Saturday, October 6, 2012

UTAH: LITTLE WILD HORSE CANYON

On Saturday, September 29, Jeff, Bei, Geri, and I headed down to south central Utah for a three-day hiking trip.  Our first stop was to be Little Wild Horse Canyon, a popular slot canyon located near Goblin Valley State Park.  I was pretty excited because I had seen a lot of stunning photos taken in slot canyons and I was fantasizing that I could get some of those same shots myself.  Not as easy as I thought it would be, but the hike was amazing and a lot of fun.

The canyon is located about 240 miles south of Salt Lake City, so we had a long ride to get there.  The fall colors were peaking at this same time, so there was a lot of beautiful scenery a long the way.  We were anxious to get to the hike by mid-day, so we minimized our stops to take photos of the scenery.  I took the following shot out a side window, while we were on the move.


This was purely serendipitous, as I was hoping to minimize the motion blur when I took the shot.  When I saw the impressionistic look to the shot, I took a few more, but none of the others came out as well--either too much blur or not enough.
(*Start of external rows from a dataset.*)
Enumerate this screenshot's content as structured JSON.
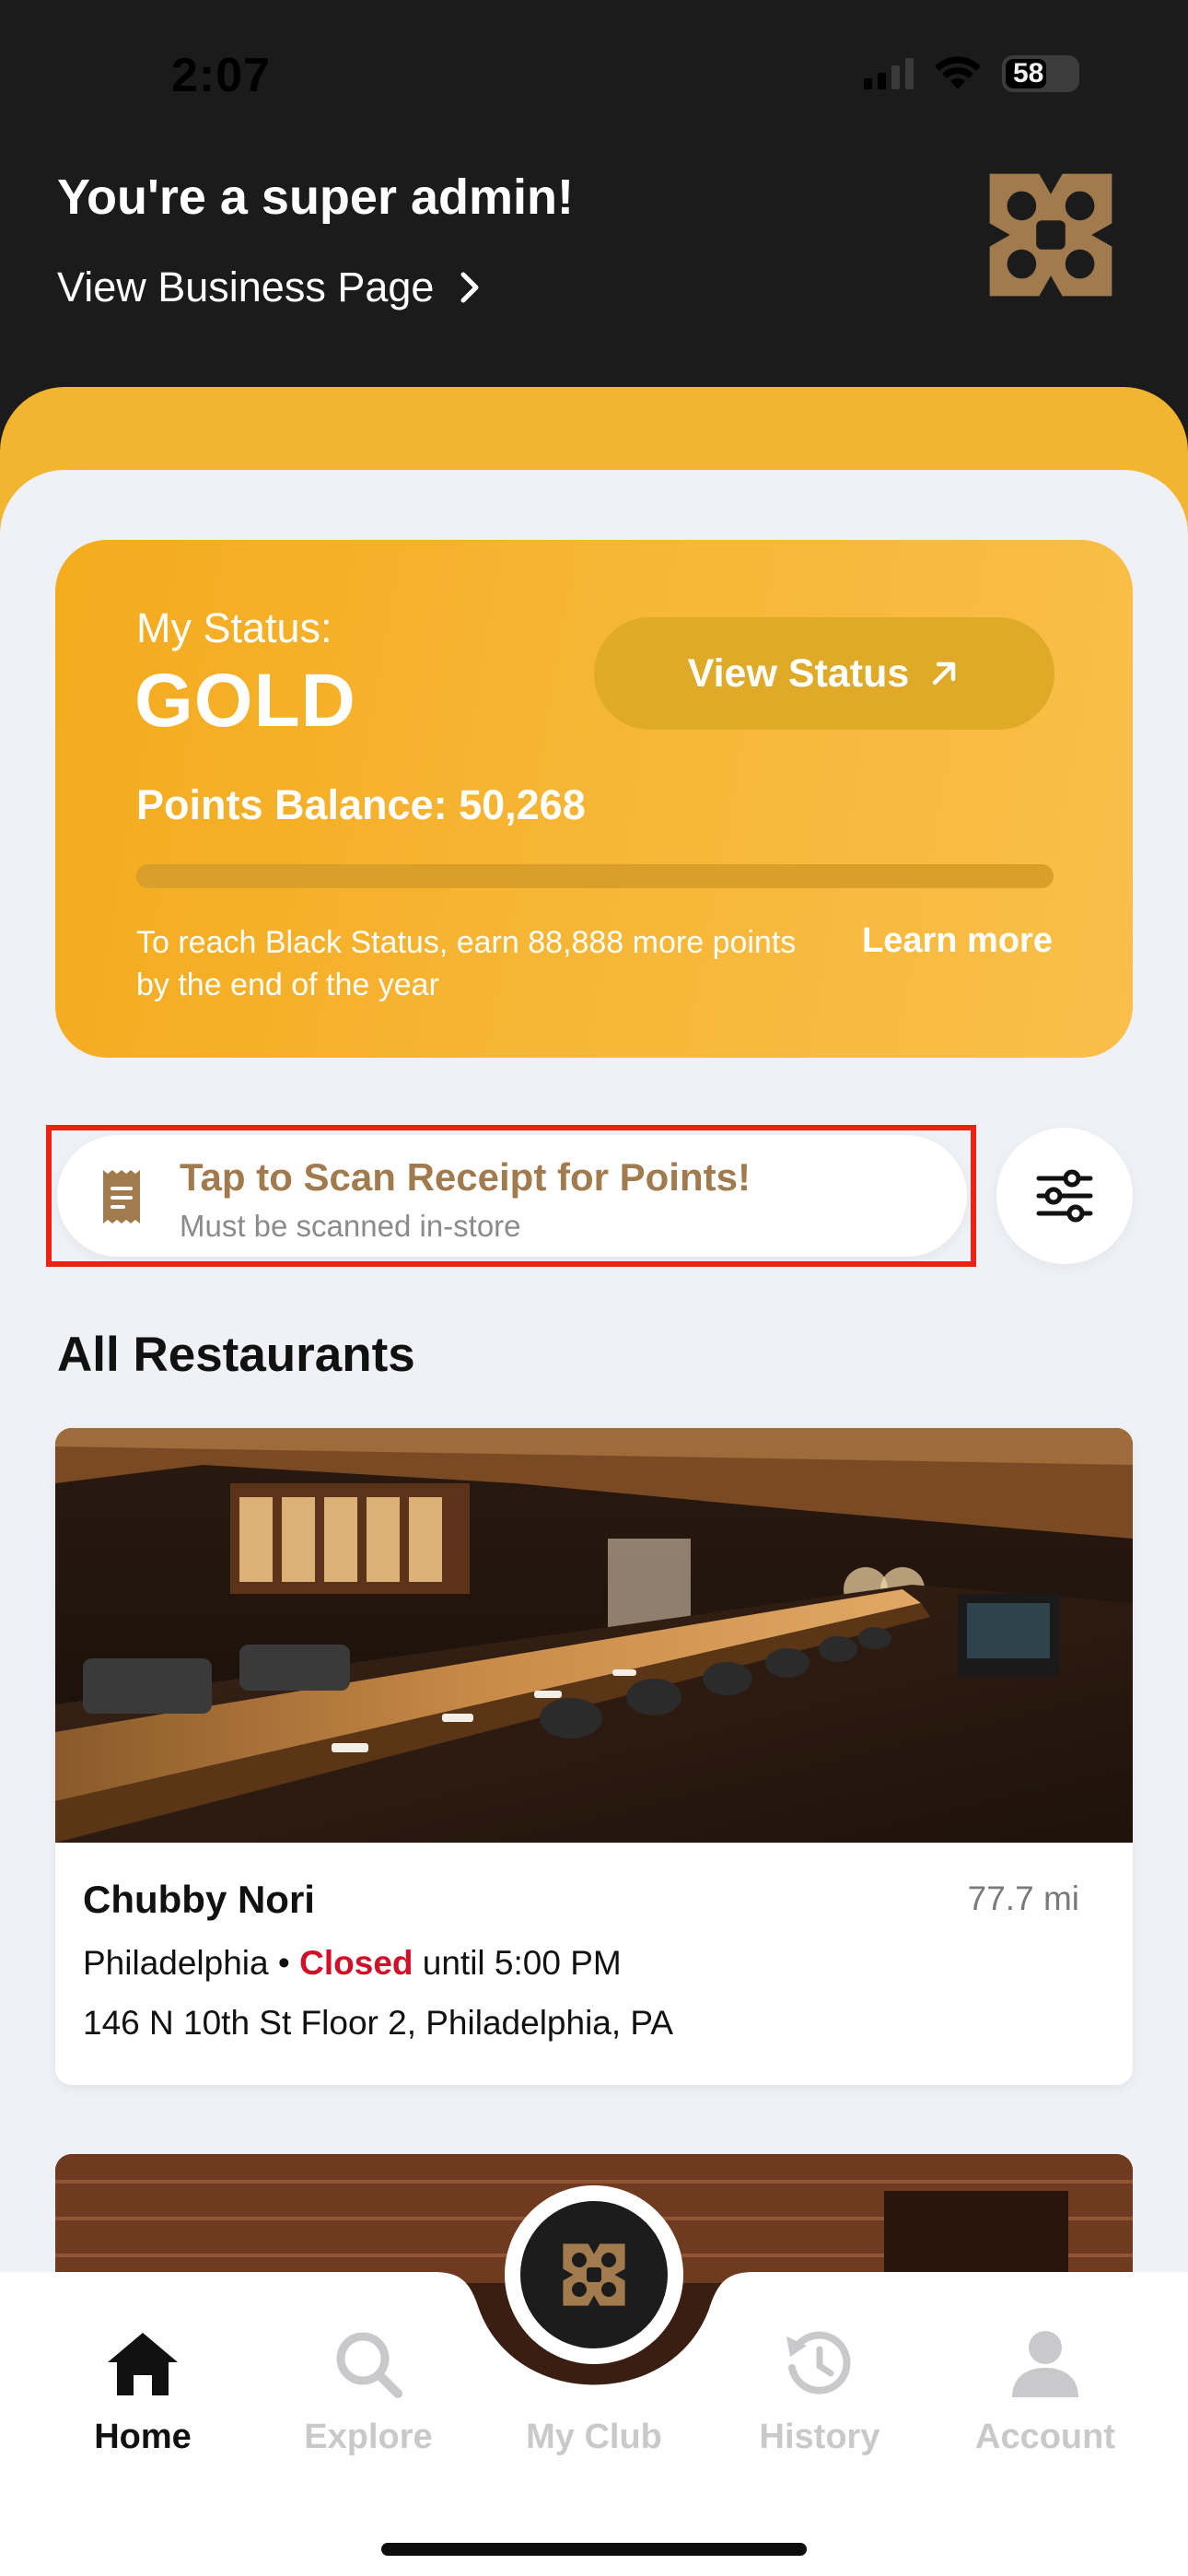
{
  "status_bar": {
    "time": "2:07",
    "battery": "58"
  },
  "header": {
    "title": "You're a super admin!",
    "business_link": "View Business Page"
  },
  "status_card": {
    "label": "My Status:",
    "tier": "GOLD",
    "view_status_button": "View Status",
    "points_balance": "Points Balance: 50,268",
    "progress_fraction": 0.0,
    "progress_note": "To reach Black Status, earn 88,888 more points by the end of the year",
    "learn_more": "Learn more"
  },
  "scan_receipt": {
    "title": "Tap to Scan Receipt for Points!",
    "subtitle": "Must be scanned in-store"
  },
  "restaurants": {
    "section_title": "All Restaurants",
    "items": [
      {
        "name": "Chubby Nori",
        "distance": "77.7 mi",
        "city": "Philadelphia",
        "separator": "•",
        "status": "Closed",
        "status_detail": "until 5:00 PM",
        "address": "146 N 10th St Floor 2, Philadelphia, PA"
      }
    ]
  },
  "bottom_nav": {
    "items": [
      {
        "label": "Home",
        "icon": "home-icon",
        "active": true
      },
      {
        "label": "Explore",
        "icon": "search-icon",
        "active": false
      },
      {
        "label": "My Club",
        "icon": "club-logo-icon",
        "active": false
      },
      {
        "label": "History",
        "icon": "history-icon",
        "active": false
      },
      {
        "label": "Account",
        "icon": "account-icon",
        "active": false
      }
    ]
  },
  "colors": {
    "header_bg": "#1b1b1b",
    "gold": "#f4ab1e",
    "brand_bronze": "#a17a4e",
    "closed_red": "#d20f29",
    "highlight_red": "#ee2212",
    "page_bg": "#eff1f6"
  }
}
Before going on the hike, I had looked up some tips on taking photos in slot canyons.  One of the keys was to try to shoot at mid-day.  This seems to be counter to the usual advice to the effect that the best light is during the hours just after sunrise and just before sunset.  However, sunlight has difficulty getting into slot canyons and the best time really is when the sun is most nearly overhead.  A second tip is that the range in the amount of light in a slot canyon can be very great.  So the the advice is that one should avoid letting any sky into the shot, since it will be "blown out."  Likewise, one should avoid, where possible, shooting any surfaces that are bathed in direct sunlight.  In other words, one should focus on shooting surfaces that are lit by reflection off one or more other surfaces--second or third hand light.  One also should be prepared for long exposures, so a tripod should be in order.

Well, those are the recommendations, which are very good.  But the reality was that we did not get to the canyon until after the best light, so our chances of getting "award winning" shots were much diminished.  Even so, I brought a tripod (which Jeff was kind enough to carry), although I did not use it for many shots--too much rigamarole.  I will have to say also that, while the canyon was stunning, there were perhaps fewer opportunities than might have been available in certain other locales.

My early efforts were to try to capture both the narrowness of the canyon as well as the indirect light illuminating the canyon walls.  Here is one of those attempts.


OK, but I realized that it might help to have one or more people in the photo, as in the following shot.


Here are a couple more people shots that give a good feel for the narrowness of the canyon, as well as the texture of the rocks.



The canyon included a great deal of interesting rock formations caused by the erosion forces that created the canyon over time, and I took a great number of shots attempting to capture those formations.  Here is one of those shots.


Nice, but again I think it was even more powerful to include people in the shot.  Here is essentially the same shot that included Geri, Jeff, and Bei.


And here is another "people" shot featuring Geri and Bei.


Over time I decided that simpler might be better in terms of shooting the rocks.  In a lot of the shots, rather than trying to capture the narrowness of the canyon, I focused to some extent on the patterns that the rocks were creating.  Following are a few examples of that.

Here is a shot of a fairly straightforward rock face that was nicely positioned to bring out its character.


Besides, there was enough light to allow me to get a shot with good resolution.

The following shot has the advantage that it features an overhang in the upper right that adds depth to the composition.


Here are a few shots that are perhaps overly simple, but they at least do a fairly good job of capturing some of the "slot canyon" light.




I do like the simple curved line in this last shot.

And here are a few more shots in which I was just trying to take advantage of the texture offered by the rock and the light.




The following is probably my favorite of the shots I took in the canyon.


The light is quite good, which shows off the grain and texture of the rock.  The piece of the path also helps to provide context to the composition.

The canyon is some 3-1/2 miles long and we decided to hike to the "end" and then return.  On the way back to the car we passed a lovely tree on the trail that I took a shot of.


Pleasantly tired, we then headed to Hanksville where we had dinner (not so good) and stayed at a very modest motel (also not great). On the way we stopped briefly, and I took the following shot of a fence post, a shot that I--but no one else in the family--liked.


At dusk I took the following shot of a distant mountain range.  I like this shot for its extreme simplicity.  The only problem was unavoidable utility lines.


Taken with my Nikon D7000 with Nikkor 24-120 mm f/4 lens.